Joya: AiR / Claudia Robalino / ECU

photo Simon Beckmann

Joya: AiR / Claudia Robalino / ECU

“At Joya: AiR, I engaged with the landscape intuitively. Mapping my daily walks and documenting them through a series of interactive “tools” made with wild clay collected onsite. 


The sculpted tools play with the body intimately. They focus on the corporeal postures experienced during a walk, and the pauses taken to smell, touch, and observe. The process of making happened indoors, working in the studio only from memory to translate the walks into material narratives and the rhythms of my body into rituals of repetition. The objects laid out on the communal table at the end of the residency, remember the daily ritual of shared dinners with the artists. They rearrange the clay from the site into a reductive geometry and ephemeral botanic surfaces that evoke the body-nature interrelations - the linear and cyclical times, the ecological growth and transformation, individual and collective, sound and silence. A performative encounter in which the space inhabited is the residual trace of the walk and the unfired material is the medium of temporal documentation. 


The roads in the landscape were an invitation to walk, yet the paths taken during my residency were unpredictable and unplanned, exposing them like a text that needs to be read in order to embody the vast space.
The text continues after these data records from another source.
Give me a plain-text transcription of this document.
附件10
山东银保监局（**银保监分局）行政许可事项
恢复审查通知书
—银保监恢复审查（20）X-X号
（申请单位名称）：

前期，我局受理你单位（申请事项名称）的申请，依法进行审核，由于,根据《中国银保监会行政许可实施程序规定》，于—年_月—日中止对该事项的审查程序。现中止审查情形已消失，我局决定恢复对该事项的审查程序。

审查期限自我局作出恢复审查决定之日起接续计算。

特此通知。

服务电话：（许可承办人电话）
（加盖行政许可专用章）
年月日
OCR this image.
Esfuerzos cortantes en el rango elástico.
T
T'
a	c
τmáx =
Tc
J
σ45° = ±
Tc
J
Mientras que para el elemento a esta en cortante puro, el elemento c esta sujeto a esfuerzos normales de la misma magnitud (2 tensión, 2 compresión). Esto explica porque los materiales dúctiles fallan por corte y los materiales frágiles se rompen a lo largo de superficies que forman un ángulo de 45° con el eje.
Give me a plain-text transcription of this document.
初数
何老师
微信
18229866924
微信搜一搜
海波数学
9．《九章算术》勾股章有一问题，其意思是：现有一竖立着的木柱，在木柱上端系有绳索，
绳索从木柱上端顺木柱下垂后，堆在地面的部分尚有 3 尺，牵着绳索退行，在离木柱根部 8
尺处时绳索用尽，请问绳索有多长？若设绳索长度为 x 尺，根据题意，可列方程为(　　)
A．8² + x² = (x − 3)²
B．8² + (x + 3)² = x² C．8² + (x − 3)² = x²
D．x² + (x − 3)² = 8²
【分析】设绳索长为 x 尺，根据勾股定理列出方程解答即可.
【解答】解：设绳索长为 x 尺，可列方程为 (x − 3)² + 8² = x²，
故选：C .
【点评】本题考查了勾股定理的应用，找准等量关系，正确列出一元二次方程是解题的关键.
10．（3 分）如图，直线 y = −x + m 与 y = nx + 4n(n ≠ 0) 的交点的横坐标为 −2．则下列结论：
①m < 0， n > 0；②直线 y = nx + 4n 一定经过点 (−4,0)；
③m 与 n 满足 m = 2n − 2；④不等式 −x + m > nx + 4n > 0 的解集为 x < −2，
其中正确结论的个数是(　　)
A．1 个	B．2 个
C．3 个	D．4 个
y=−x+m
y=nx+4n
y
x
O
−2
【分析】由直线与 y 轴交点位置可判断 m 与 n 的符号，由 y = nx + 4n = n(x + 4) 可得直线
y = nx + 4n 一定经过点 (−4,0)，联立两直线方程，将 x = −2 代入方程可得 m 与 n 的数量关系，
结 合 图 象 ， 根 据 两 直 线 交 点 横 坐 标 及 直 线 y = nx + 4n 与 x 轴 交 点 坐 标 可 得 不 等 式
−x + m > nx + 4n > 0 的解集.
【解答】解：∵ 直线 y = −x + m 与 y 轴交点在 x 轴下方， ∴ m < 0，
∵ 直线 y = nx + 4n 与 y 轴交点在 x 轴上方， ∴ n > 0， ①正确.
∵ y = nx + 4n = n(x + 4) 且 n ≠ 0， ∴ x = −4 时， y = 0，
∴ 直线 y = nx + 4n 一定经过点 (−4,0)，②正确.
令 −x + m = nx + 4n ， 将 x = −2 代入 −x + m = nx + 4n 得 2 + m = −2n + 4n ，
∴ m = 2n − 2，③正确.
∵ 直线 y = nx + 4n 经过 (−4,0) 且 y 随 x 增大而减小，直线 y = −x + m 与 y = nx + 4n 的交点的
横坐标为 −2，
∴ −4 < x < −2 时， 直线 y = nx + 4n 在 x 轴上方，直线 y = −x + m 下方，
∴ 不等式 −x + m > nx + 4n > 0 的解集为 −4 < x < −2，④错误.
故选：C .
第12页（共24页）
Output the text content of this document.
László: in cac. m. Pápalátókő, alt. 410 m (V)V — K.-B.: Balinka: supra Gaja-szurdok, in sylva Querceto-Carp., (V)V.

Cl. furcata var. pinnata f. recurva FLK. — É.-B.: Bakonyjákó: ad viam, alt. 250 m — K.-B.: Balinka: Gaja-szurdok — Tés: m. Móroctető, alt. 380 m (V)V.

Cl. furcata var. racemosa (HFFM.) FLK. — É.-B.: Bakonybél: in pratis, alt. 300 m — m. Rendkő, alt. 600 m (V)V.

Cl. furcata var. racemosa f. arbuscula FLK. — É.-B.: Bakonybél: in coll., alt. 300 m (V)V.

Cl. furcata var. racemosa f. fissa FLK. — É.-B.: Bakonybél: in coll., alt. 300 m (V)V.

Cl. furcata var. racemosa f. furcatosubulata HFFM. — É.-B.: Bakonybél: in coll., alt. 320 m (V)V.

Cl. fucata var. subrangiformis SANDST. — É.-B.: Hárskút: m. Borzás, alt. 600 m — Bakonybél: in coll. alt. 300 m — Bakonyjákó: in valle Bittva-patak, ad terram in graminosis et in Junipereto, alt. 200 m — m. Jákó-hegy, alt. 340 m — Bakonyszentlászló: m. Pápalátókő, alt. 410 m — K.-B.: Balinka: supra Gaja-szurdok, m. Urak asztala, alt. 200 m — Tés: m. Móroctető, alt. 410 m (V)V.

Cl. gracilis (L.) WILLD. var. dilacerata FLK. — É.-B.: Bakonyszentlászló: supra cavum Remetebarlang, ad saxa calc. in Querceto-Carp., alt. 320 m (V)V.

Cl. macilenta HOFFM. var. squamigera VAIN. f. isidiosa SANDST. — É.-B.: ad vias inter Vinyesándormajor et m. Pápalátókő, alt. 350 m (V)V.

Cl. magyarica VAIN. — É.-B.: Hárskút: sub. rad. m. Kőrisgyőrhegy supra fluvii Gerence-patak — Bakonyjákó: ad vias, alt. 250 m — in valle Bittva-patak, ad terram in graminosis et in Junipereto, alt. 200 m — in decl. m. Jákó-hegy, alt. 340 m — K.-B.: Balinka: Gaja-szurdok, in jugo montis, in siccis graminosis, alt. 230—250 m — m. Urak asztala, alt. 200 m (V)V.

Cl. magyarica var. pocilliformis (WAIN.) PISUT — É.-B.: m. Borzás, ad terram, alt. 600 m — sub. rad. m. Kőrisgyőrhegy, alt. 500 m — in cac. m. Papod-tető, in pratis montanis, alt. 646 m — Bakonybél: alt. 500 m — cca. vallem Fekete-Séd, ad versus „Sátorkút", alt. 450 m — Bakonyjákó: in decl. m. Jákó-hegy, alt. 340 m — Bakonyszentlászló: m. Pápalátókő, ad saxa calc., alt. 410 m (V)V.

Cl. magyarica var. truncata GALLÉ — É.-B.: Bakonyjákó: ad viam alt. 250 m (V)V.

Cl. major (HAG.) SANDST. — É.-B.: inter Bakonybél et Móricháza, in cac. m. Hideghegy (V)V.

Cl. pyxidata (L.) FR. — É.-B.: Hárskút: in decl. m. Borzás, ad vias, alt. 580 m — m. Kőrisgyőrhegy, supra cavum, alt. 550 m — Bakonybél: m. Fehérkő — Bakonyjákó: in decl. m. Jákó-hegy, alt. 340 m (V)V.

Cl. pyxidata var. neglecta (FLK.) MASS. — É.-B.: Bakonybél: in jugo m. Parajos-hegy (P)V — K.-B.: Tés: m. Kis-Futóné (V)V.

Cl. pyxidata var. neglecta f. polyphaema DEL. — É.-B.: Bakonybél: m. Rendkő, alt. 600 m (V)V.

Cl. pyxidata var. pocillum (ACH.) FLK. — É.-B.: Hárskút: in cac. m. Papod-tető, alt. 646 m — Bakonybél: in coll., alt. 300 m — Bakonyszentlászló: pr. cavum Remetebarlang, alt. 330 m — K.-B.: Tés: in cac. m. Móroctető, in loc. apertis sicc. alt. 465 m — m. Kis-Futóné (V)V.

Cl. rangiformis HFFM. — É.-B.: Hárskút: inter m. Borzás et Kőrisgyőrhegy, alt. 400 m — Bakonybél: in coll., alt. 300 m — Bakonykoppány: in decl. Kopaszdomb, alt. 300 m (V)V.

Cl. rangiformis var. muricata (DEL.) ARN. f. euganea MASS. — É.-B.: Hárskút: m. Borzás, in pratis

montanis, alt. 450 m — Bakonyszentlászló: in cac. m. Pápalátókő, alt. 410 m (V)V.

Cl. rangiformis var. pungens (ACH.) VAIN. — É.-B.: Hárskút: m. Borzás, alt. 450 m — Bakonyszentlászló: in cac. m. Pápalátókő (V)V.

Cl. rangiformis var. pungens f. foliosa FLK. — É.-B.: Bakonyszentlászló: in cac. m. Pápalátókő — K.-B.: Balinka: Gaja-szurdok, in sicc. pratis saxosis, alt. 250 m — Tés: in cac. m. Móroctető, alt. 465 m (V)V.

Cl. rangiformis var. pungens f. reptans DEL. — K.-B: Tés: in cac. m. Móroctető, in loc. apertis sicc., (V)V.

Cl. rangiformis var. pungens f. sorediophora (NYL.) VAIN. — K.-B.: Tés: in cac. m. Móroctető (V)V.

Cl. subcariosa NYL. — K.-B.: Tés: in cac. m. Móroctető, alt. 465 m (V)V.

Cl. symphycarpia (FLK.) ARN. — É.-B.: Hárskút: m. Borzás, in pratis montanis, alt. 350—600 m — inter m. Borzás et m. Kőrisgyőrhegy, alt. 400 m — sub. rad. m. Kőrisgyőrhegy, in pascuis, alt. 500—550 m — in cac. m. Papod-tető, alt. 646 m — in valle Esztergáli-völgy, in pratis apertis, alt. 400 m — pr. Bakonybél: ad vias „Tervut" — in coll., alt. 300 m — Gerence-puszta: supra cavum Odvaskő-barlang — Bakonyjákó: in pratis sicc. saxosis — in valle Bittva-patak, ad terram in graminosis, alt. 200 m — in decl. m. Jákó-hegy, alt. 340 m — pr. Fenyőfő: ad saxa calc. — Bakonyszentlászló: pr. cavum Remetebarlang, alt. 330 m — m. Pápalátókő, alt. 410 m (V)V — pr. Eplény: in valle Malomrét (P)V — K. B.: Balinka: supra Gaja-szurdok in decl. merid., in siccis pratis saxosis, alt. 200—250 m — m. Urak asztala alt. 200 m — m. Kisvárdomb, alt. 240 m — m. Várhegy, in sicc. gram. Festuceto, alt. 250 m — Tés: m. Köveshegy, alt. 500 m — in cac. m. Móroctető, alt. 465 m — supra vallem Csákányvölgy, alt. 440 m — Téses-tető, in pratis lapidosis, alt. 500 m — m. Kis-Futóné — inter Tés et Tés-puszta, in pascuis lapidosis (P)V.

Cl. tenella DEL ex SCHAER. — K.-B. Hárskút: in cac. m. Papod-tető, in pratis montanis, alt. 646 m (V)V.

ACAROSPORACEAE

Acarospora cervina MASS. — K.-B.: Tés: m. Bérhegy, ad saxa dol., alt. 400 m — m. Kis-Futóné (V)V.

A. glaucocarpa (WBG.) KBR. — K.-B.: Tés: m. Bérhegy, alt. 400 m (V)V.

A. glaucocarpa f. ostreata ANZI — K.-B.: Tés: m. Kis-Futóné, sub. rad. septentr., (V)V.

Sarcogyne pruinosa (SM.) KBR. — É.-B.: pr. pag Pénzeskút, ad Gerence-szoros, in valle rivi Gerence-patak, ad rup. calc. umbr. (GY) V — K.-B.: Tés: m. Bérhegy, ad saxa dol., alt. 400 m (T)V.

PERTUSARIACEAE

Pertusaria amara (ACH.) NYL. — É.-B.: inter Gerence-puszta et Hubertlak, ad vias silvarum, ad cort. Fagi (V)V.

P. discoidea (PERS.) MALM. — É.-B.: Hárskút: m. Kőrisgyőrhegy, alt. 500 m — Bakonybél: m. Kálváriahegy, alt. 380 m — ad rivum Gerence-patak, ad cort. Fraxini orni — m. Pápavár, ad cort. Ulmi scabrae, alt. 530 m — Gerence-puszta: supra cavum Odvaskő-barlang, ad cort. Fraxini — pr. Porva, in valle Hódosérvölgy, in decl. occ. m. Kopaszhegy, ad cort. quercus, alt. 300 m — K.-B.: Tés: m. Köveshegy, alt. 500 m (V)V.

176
The encounters with the land are not reduced to a place, a length, a material, or a location; but rather transcribed into tools of observation in the abstraction of language. The steps taken are visually undocumented, allowing the space to be inhabited by anyone who experiences the objects; and that itself creates another space too. 


As part of my practice, walking in nature is primary to the work, and yet the spatial experience is left to the user’s imagination. Not showing a walk or a representation of it, but encounters between geography, body and ritual. An evocative narrative of corporeal and sensorial moments experienced outdoors and dislocated to the "domestic" indoors”.

Claudia Robalino

Claudia is a multidisciplinary Ecuadorian designer, she studied Architecture in Ecuador, Sustainable Design at the University of Illinois Urbana Champaign - USA and recently graduated with MA in Architecture at the Royal College of Art London, where she won the Dean's Prize, Head of Program Prize and was nominated for the RIBA Silver Medal Prize for her thesis "Tailoring Camouflage." This project, driven by her childhood living in the Andes, is a vital part of her creative practice; focused on methods of environmental conservation such as expressive camouflage and ancestral rituals of planting, weaving and walking in nature. Her work investigates the body-nature interrelationships across multiple scales of intimacy, interweaving bodily experiences and cyclical living while actively confronting extractivist forms in vulnerable ecosystems. Her projects have been published in Architects Journal, Linseed Journal, Koozarch, and Arts Thread, RIBA among others and exhibited in Galleries in London, Rome, the Tallinn Design Festival and Ecuador. Soundscapes, scent and oral histories are part of her investigation, transcribing them into digital & spatial interventions which often use photography and natural materials and allow for collective experiences to take place; alongside new dialogues & connections.